Aucun élément ne permet d’établir que l’employeur a entendu encadrer la libre fixation par le salarié de ses horaires de travail. L’avenant susvisé impose simplement un respect des durées maximales de travail, journalières et hebdomadaires, fixées par la réglementation. Il n’est fait état d’aucune directive, d’aucun planning contraignant le salarié à être présent sur son lieu de travail au cours de certaines périodes prédéterminées. Il n’est nullement évoqué de règle soumettant la libre fixation par le salarié de ses horaires de travail à une validation préalable de son supérieur hiérarchique.

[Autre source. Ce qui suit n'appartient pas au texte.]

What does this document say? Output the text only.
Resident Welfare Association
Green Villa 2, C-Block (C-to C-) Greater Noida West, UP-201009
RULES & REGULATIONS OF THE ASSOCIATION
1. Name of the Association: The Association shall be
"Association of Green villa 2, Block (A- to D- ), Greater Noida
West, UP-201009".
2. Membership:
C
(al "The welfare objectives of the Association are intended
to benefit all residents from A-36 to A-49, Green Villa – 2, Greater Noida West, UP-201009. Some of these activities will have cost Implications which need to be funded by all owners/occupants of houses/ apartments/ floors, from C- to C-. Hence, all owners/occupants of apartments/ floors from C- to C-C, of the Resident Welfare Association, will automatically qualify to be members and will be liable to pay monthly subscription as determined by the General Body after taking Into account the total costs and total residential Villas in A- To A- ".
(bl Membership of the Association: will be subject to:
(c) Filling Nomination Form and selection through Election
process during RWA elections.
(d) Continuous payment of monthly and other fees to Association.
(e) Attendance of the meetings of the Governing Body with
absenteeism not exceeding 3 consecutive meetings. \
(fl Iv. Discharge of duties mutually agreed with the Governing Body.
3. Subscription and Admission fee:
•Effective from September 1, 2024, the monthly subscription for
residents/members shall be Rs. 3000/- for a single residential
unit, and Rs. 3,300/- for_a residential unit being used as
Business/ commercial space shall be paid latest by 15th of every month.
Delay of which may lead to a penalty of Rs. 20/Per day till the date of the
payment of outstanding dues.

Il s’ensuit que le seul constat d’une absence sur le lieu de travail ne saurait être constitutif d’une faute.
Par ailleurs, il n’est pas démontré que le salarié a manqué à ses responsabilités et obligations contractuelles.
D’une part, il ressort des pièces communiquées que M. [X] a identifié le dysfonctionnement d’une machine et en a informé son supérieur hiérarchique ce 20 août 2021 à 13h27. S’il apparaît qu’un test n’a pas pu être réalisé au cours de cet après-midi en raison de l’absence de l’intéressé, aucun élément ne permet de conclure que ce test avait un intérêt décisif au regard du diagnostic posé par le responsable d’exploitation avant de quitter son lieu de travail. Il n’est nullement démontré que la réalisation de ce test aurait permis de remédier immédiatement au dysfonctionnement ou d’engager une intervention corrective plus rapide que celle d’un prestataire externe planifiée dès le lundi suivant. Ni l’urgence d’une intervention sur la machine défectueuse, ni la possibilité de réaliser celle-ci dès l’après-midi du 20 août 2021 ne sont établies. Dès lors, il ne peut être retenu qu’en n’étant pas présent sur le lieu de travail à ce moment-là M. [X] a manqué à ses responsabilités en matière de pilotage de la maintenance.
D’autre part, il apparaît qu’au cours de l’après-midi litigieux M. [X] a été en contact par téléphone tant avec son supérieur hiérarchique qu’avec un technicien d’une société prestataire. M. [X] n’a donc pas été inactif. Aucun élément ne permet de conclure que sa présence sur le lieu de travail aurait été déterminante.
C’est donc par une juste appréciation des éléments de la cause que les premiers juges ont considéré qu’en l’absence de comportement fautif, l’avertissement s’avérait mal fondé et qu’ils ont décidé d’en prononcer l’annulation.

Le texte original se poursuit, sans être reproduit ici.